Given $a > b > 0$ what is the fastest possible way to evaluate the following integral using Residue theorem. I'm confused weather to take the imaginary part of $z^2$ or whole integral.
$$\int_0^{2 \pi} {\cos^2 \theta \over a + b \cos \theta}\; d\theta$$
Complex Analysis – Evaluate the Integral $\int_0^{2 \pi} {\cos^2 \theta \over a + b \cos \theta}\; d\theta$
complex-analysisdefinite integrals
Best Answer
If $z=e^{i\theta}$, then $\cos\theta=\dfrac 1 2\left(z+\dfrac1z\right)$, and $dz=ie^{i\theta}\,d\theta/2=iz\,d\theta/2$, so $-2i\dfrac{dz}{z} = d\theta$. Then $$ \int_0^{2\pi} \frac{\cos^2\theta}{a+b\cos\theta} d\theta = \int\limits_\text{circle} \frac{\frac14\left(z+\frac1z\right)^2}{a+\frac b2\left(z+\frac1z\right)}(-i)\frac{dz}{z} = -i\int\limits_\text{circle} \frac{z^4+2z^2+1}{2z^2(2az+b(z^2+1))} dz. $$
This function has a double pole at $z=0$ and simple poles at $\dfrac{-a\pm\sqrt{a^2-b^2}}{b}$. So the question is: for which values of $a,b$ are the simple poles inside the circle?

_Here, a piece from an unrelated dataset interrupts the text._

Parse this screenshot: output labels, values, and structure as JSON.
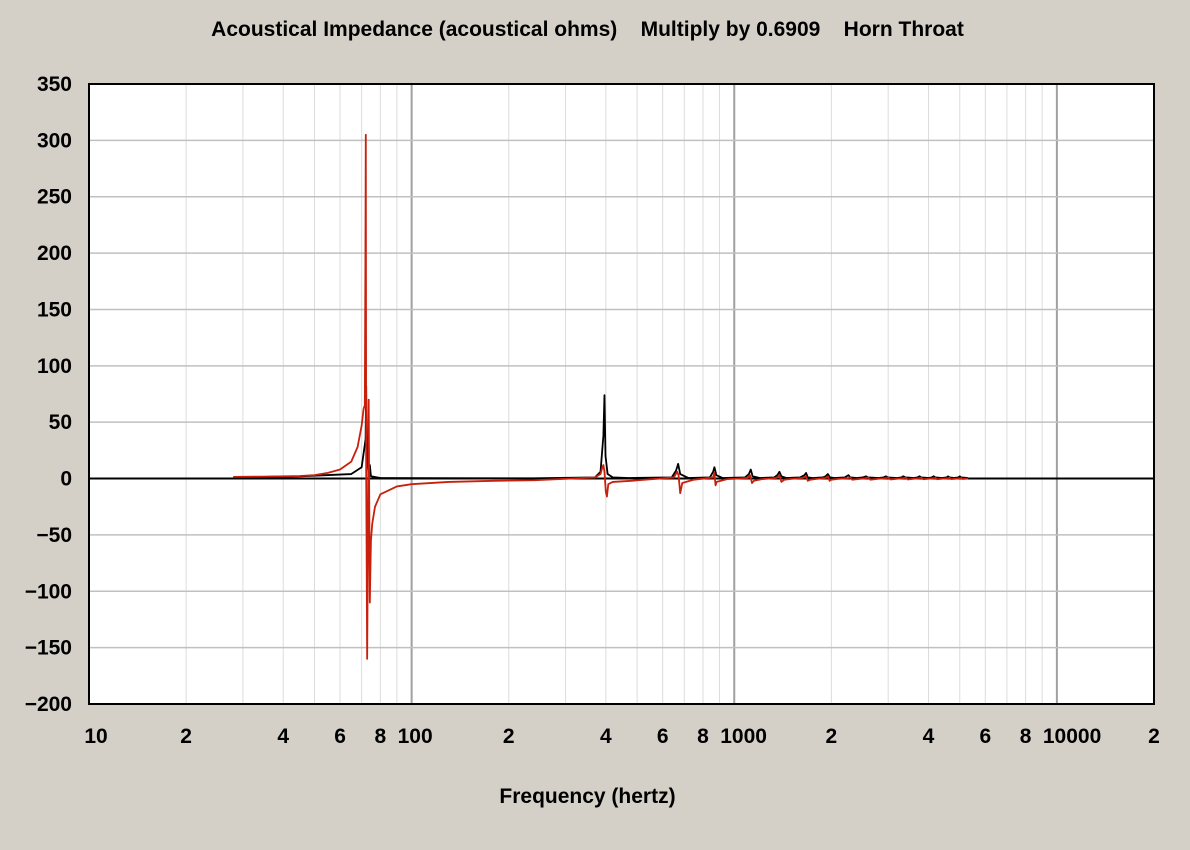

If there's just one simple pole inside the circle at $c$, then the integral becomes $$ \int\limits_\text{circle} \frac{g(z)}{z-c} dz = 2\pi i g(c), $$ where $g(z)$ is whatever's left after you've factored out $1/(z-c)$. If there's more than one simple pole, you need a sum: take values of $g$ at those points and sum them.